As duas equipes chegaram a sofrer em certo momento do jogo. Os poloneses chegaram a ter chance clara de abrir o placar contra os franceses, enquanto os senegaleses colocaram Pickford para trabalhar antes do placar ser aberto. Mas bastou um gol das favoritas para que tudo acontecesse de forma natural até o apito final.

França e Inglaterra farão um duelo entre campeões mundiais nas quartas de final da Copa.
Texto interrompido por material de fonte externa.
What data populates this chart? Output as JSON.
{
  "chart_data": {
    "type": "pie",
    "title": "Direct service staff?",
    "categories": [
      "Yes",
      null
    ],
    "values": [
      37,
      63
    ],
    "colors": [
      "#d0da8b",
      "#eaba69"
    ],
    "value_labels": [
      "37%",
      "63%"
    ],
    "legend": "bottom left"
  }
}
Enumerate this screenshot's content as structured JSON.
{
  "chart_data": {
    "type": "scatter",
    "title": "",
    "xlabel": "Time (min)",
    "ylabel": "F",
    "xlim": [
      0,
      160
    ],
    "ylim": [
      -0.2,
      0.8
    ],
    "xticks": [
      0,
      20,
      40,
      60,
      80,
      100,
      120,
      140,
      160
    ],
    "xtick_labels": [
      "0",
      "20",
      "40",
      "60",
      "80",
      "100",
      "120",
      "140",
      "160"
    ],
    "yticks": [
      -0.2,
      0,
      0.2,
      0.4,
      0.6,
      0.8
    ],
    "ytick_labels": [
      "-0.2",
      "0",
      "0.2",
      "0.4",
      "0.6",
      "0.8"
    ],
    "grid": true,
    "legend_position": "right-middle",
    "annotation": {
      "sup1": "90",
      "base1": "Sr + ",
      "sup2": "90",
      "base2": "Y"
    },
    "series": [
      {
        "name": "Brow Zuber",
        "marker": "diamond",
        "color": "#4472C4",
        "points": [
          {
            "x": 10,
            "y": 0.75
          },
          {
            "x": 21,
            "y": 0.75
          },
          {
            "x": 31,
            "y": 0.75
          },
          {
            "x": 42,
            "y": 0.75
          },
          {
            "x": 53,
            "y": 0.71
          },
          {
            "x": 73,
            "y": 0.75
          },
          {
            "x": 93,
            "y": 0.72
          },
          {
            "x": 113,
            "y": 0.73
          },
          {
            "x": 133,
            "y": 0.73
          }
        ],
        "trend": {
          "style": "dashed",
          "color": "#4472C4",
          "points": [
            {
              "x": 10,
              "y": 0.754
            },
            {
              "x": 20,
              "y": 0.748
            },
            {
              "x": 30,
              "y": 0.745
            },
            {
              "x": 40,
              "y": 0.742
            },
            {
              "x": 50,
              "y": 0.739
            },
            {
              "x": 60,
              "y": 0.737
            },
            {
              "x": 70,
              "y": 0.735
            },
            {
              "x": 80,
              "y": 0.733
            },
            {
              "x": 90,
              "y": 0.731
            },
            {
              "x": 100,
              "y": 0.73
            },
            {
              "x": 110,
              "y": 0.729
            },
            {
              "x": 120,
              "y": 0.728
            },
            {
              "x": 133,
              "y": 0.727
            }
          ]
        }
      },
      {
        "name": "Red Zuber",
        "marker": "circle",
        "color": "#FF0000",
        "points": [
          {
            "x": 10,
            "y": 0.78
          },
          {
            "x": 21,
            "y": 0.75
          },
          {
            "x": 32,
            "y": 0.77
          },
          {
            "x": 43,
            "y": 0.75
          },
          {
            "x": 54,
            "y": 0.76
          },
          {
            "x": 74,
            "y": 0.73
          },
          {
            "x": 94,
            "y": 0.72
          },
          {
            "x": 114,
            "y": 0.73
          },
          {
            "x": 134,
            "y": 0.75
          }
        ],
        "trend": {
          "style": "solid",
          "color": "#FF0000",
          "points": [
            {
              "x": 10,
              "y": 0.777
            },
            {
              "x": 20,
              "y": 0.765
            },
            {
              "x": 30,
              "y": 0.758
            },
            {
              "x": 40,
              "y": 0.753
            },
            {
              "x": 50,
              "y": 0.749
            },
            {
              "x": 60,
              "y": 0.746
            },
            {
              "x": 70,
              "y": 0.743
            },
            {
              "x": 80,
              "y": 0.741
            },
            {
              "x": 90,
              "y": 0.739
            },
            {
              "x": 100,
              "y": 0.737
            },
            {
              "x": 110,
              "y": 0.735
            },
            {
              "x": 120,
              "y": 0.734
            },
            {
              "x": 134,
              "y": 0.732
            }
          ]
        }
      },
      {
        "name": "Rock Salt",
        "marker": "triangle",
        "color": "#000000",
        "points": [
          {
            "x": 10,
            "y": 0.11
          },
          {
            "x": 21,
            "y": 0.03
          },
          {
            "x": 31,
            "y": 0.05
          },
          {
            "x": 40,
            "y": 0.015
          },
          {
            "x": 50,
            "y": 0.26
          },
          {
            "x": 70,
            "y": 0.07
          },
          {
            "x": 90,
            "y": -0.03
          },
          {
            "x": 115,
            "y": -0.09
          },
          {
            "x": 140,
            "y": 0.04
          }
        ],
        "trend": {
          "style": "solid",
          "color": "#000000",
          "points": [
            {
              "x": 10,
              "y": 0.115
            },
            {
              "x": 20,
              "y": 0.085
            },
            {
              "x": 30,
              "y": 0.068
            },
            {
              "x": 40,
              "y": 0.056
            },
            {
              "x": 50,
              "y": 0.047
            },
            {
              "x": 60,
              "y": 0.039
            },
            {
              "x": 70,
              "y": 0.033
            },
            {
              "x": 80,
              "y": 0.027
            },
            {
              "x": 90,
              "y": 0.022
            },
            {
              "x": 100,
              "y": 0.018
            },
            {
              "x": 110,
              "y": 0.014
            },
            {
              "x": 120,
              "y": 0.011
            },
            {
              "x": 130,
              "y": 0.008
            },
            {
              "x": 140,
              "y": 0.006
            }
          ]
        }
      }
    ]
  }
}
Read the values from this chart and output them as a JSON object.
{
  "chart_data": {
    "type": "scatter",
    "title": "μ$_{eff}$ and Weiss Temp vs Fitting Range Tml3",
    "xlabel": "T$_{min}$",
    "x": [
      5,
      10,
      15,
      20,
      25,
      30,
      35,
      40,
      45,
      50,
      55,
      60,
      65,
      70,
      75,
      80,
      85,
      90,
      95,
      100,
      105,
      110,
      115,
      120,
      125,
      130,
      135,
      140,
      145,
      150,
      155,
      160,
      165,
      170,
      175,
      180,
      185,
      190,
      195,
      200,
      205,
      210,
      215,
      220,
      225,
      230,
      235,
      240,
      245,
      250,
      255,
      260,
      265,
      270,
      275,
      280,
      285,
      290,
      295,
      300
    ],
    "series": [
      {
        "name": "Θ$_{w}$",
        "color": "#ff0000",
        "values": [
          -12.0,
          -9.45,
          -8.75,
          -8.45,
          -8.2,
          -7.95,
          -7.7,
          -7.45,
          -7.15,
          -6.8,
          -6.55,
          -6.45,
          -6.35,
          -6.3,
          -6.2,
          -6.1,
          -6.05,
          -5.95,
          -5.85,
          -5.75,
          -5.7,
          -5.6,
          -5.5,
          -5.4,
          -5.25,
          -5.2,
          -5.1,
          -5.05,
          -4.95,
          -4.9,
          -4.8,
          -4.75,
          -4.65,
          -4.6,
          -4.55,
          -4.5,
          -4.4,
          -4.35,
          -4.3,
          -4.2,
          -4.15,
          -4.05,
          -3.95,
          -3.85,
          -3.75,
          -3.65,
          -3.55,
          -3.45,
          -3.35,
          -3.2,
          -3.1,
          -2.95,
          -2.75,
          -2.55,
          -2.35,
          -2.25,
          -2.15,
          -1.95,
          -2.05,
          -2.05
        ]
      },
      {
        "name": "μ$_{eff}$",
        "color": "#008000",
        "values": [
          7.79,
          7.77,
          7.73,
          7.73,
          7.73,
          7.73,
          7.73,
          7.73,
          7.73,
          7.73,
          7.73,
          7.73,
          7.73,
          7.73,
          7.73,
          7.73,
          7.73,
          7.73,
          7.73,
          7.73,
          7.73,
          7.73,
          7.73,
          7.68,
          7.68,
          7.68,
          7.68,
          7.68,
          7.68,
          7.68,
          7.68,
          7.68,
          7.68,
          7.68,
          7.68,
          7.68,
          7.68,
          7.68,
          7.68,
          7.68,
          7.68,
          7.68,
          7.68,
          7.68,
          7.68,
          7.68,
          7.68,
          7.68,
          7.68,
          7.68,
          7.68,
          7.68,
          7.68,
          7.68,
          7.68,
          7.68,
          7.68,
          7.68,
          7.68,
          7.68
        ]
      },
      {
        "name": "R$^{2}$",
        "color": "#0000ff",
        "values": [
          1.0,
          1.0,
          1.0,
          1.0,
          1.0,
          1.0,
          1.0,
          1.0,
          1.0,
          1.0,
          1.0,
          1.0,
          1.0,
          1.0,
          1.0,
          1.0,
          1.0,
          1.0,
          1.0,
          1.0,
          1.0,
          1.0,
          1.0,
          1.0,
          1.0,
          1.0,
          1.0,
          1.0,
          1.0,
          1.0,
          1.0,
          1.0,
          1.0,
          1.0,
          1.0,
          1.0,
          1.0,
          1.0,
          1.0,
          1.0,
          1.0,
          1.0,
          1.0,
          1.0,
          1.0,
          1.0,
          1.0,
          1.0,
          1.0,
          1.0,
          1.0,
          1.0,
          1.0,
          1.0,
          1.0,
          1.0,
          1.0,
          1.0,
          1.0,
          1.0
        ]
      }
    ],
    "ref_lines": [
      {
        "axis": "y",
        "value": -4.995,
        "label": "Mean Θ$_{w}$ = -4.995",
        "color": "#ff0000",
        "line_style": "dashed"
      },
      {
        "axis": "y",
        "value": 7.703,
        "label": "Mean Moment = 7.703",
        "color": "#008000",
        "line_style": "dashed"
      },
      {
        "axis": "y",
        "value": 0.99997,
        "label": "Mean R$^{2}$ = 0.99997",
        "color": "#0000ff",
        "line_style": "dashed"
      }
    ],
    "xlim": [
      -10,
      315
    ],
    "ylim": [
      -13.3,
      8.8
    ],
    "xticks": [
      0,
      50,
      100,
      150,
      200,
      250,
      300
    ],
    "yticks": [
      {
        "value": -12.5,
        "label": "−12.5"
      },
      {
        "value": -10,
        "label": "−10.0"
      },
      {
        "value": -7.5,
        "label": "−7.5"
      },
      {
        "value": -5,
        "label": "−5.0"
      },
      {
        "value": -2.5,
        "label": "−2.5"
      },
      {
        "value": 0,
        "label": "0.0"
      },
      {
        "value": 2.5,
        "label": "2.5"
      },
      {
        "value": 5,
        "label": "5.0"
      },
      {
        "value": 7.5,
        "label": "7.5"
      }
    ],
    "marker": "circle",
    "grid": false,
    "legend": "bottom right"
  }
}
É um confronto que tem acontecido pouco, principalmente em competições oficiais. Por Copas do Mundo, apenas duas vezes: duas vitórias da Inglaterra em 1966 e 1982, ambas ainda na primeira fase da competição.

Se os ingleses podem se animar com esse retrospecto favorável em mundiais, o histórico recente já deixa os franceses mais confiantes. No século XXI, a Inglaterra bateu a França apenas uma vez, em 2015. Nos outros cinco jogos no período, são quatro vitórias francesas e um empate.

A última vez que as seleções mediram forças foi por um amistoso em 2017. A França venceu por 3 a 2 com gols de Umtiti, Sidibé e Dembélé, enquanto Kane marcou os dois tentos ingleses. Daquele dia, Lloris, Varane, Dembélé, Mbappé e Giroud devem entrar em campo novamente pela França no sábado; na Inglaterra, John Stones e Kane foram titulares, enquanto Walker entrou para o segundo tempo.